I started in tech publishing right out of college, writing and editing stories about hardware and development tools. I migrated to software and hardware coverage for families, and I spent several years exclusively writing about the then-burgeoning technology called Wi-Fi. I was on the founding staff of several magazines, including Windows Sources, FamilyPC, and Access Internet Magazine. All of which are now defunct, and it's not my fault. I have freelanced for publications as diverse as Sony Style, Playboy.com, and Flux. I got my degree at Ithaca College in, of all things, television/radio. But I minored in writing so I'd have a future.

In my long-lost free time, I wrote some novels, a couple of which are not just on my hard drive: BETA TEST ("an unusually lighthearted apocalyptic tale," according to Publishers' Weekly) and a YA book called KALI: THE GHOSTING OF SEPULCHER BAY. Go get them on Kindle.

I work from my home in Ithaca, NY, and did it long before pandemics made it cool.

The Technology I Use

My first computer was a Laser 128, an Apple II-compatible clone with an integrated keyboard, matched with an eye-straining monochrome green monitor. I used it to type papers in college for other people for money...until I discovered the Mac SE in the college computer room. That changed my life. My first cellphone was a Samsung Uproar—the silver one with the built-in MP3 player from the Napster days (the pre-iPod era).
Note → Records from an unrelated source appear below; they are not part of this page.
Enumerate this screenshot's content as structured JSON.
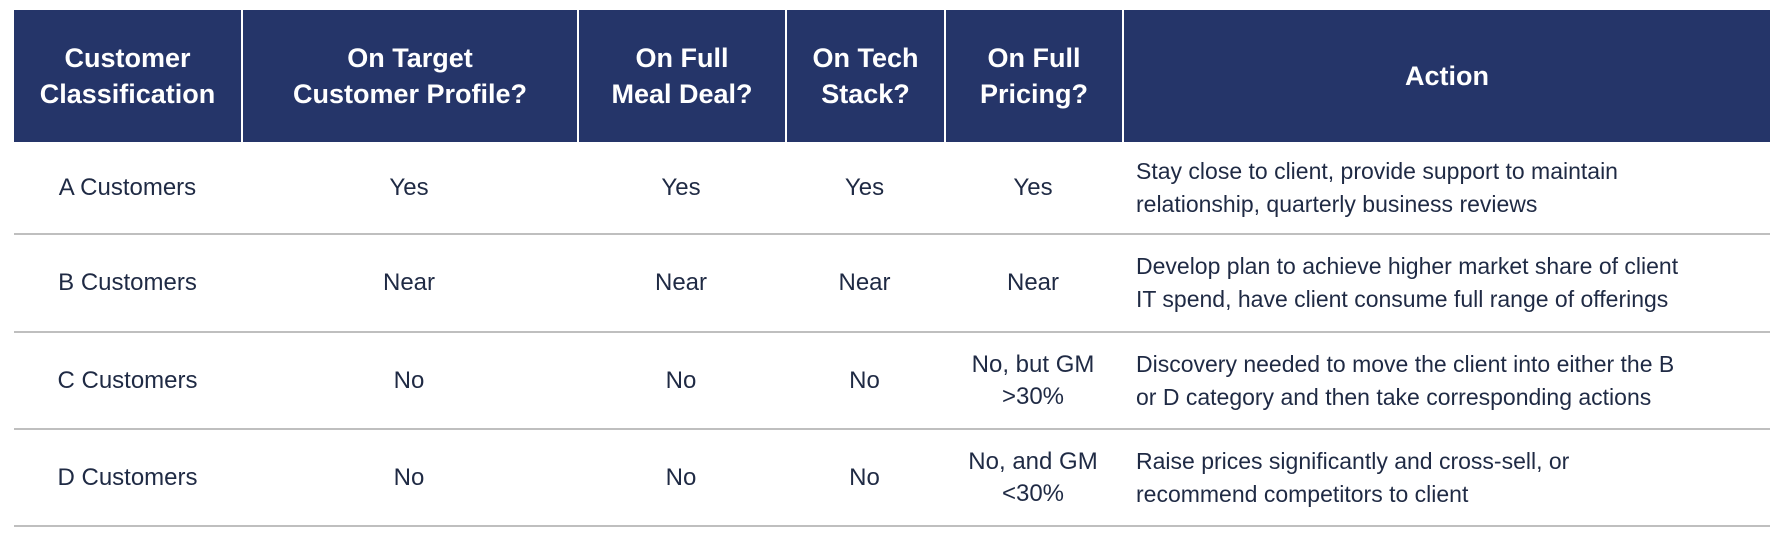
{
  "colors": {
    "header_bg": "#253569",
    "header_text": "#ffffff",
    "body_text": "#1f2a44",
    "row_divider": "#bfbfbf",
    "header_divider": "#ffffff"
  },
  "table": {
    "headers": [
      {
        "id": "classification",
        "label": "Customer\nClassification"
      },
      {
        "id": "target_profile",
        "label": "On Target\nCustomer Profile?"
      },
      {
        "id": "meal_deal",
        "label": "On Full\nMeal Deal?"
      },
      {
        "id": "tech_stack",
        "label": "On Tech\nStack?"
      },
      {
        "id": "pricing",
        "label": "On Full\nPricing?"
      },
      {
        "id": "action",
        "label": "Action"
      }
    ],
    "rows": [
      {
        "classification": "A Customers",
        "target_profile": "Yes",
        "meal_deal": "Yes",
        "tech_stack": "Yes",
        "pricing": "Yes",
        "action": "Stay close to client, provide support to maintain\nrelationship, quarterly business reviews"
      },
      {
        "classification": "B Customers",
        "target_profile": "Near",
        "meal_deal": "Near",
        "tech_stack": "Near",
        "pricing": "Near",
        "action": "Develop plan to achieve higher market share of client\nIT spend, have client consume full range of offerings"
      },
      {
        "classification": "C Customers",
        "target_profile": "No",
        "meal_deal": "No",
        "tech_stack": "No",
        "pricing": "No, but GM\n>30%",
        "action": "Discovery needed to move the client into either the B\nor D category and then take corresponding actions"
      },
      {
        "classification": "D Customers",
        "target_profile": "No",
        "meal_deal": "No",
        "tech_stack": "No",
        "pricing": "No, and GM\n<30%",
        "action": "Raise prices significantly and cross-sell, or\nrecommend competitors to client"
      }
    ]
  }
}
I use an iPhone 15 Pro hourly and an iPad Air infrequently (but I'm always in the market for a cheap Android tablet). I have a PlayStation 5 just to play Spider-Man, and several Windows machines, including a work-issued Lenovo ThinkPad. I talk to Alexa and Siri all day long. I do the majority of my computing on a 15-inch LG Gram laptop attached to a Thunderbolt hub to run a multi-monitor setup—I overdid it on the power needed to simply work from home.

I'm most at home in Microsoft Word after decades of writing there. More and more, I turn to services like Google Docs, using tools like Grammarly. I use Google's Chrome browser due to an addiction to several extensions I think I can't live without, but probably could. I use Excel extensively on data-intensive stories, but for chart creation, we've switched over entirely to using Infogram for interactive features that are hard to find elsewhere. I do a lot of graphics work for my stories, but limit myself to the free and amazing Paint.NET software to edit images.

I'm a firm evangelist for using the cloud for backup and syncing of files; I'm primarily using Dropbox, which has never failed me, but I also have redundant setups on Microsoft OneDrive, plus extra picture backups on Amazon Photos and iCloud. Why take chances? For entertainment, mine is a streaming-only household—my kid has never seen network TV and barely been exposed to commercials, thanks to Roku and Amazon Music. The house is peppered with smart speakers from Amazon for instant gratification and control of smart home devices like multiple Wyze cameras and Nest Protect smoke detectors. I've got accounts on all the major social networks, to my horror. I have a robot vacuum for each floor of the house. I want a 3D printer, but not sure what I'd use it for.